You need to create a file called /etc/terminal-colors.d/fdisk.scheme
containing the colour scheme you desire (or copy it from another machine).
You may need to first create the /etc/terminal-colors.d
directory (I had to on my debian machine - I had no idea until now that fdisk
even had colour options...and now that I know, I don't want to know :-)

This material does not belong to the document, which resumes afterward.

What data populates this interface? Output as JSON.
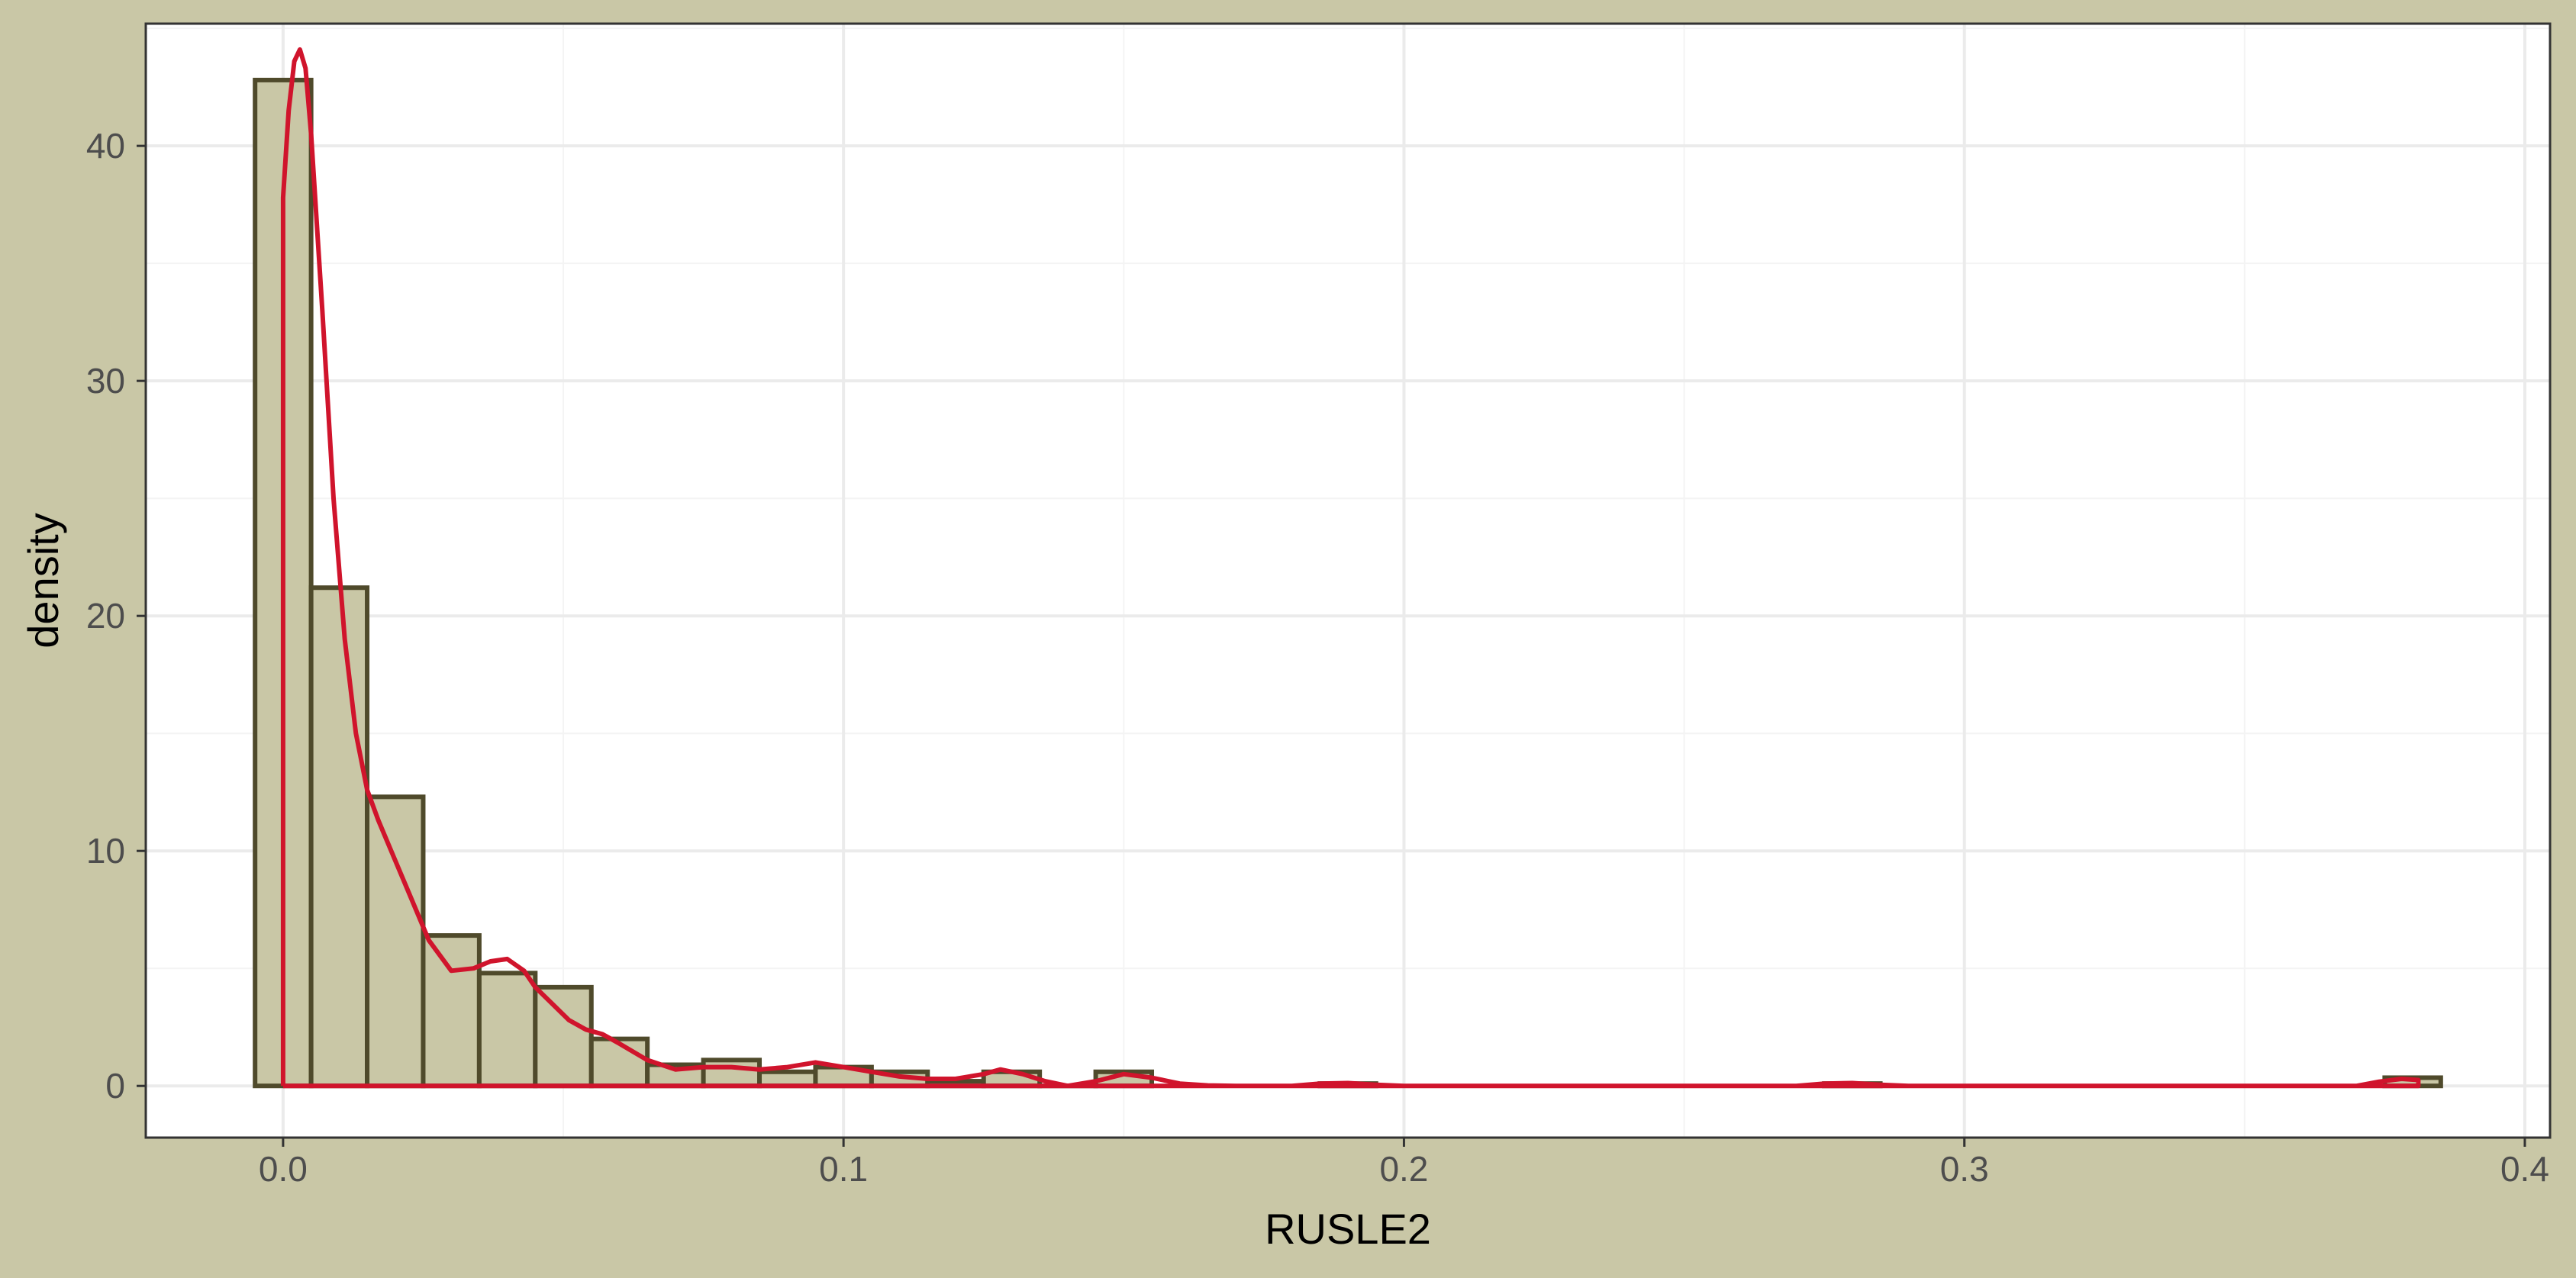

NOTE: Creating the file and the directory needs to be done as root (or with sudo
).
For example, for an absolutely hideous, unreadable colour scheme, you might try:
header 33;41
help-title 34;43
warn 47;30
welcome 42;34
This is documented in the fdisk
man page (search for the COLORS section near the bottom), and in the man page for terminal-colors.d
. The fdisk
man page has this to say about colours:
-L, --color[=when]
Colorize the output. The optional argument when
can be auto
, never
or always
. If the when
argument is omitted,
it defaults to auto
. The colors can be disabled; for the current built-in default see the --help
output. See
also the COLORS section.
NOTE: if colours are disabled by default, you may also need to sudo touch /etc/terminal-colors.d/fdisk.enable
.
and
COLORS
Implicit coloring can be disabled by an empty file /etc/terminal-colors.d/fdisk.disable
.
See terminal-colors.d(5)
for more details about colorization configuration. The logical color names supported by fdisk
are:
header The header of the output tables.
help-title The help section titles.
warn The warning messages.
welcome The welcome message.
terminal-colors.d
seems to be a generic, centralised location for enabling, disabling, and or specifying colour schemes for a variety of command-line tools. It's part of util-linux
and is used by all tools within that package. It may (or may not) have been adopted by other tools too.
I've never heard of it before today (not surprising, having garish colours on my terminal is not something that interests me) but it'll probably turn out to have been in existence for years.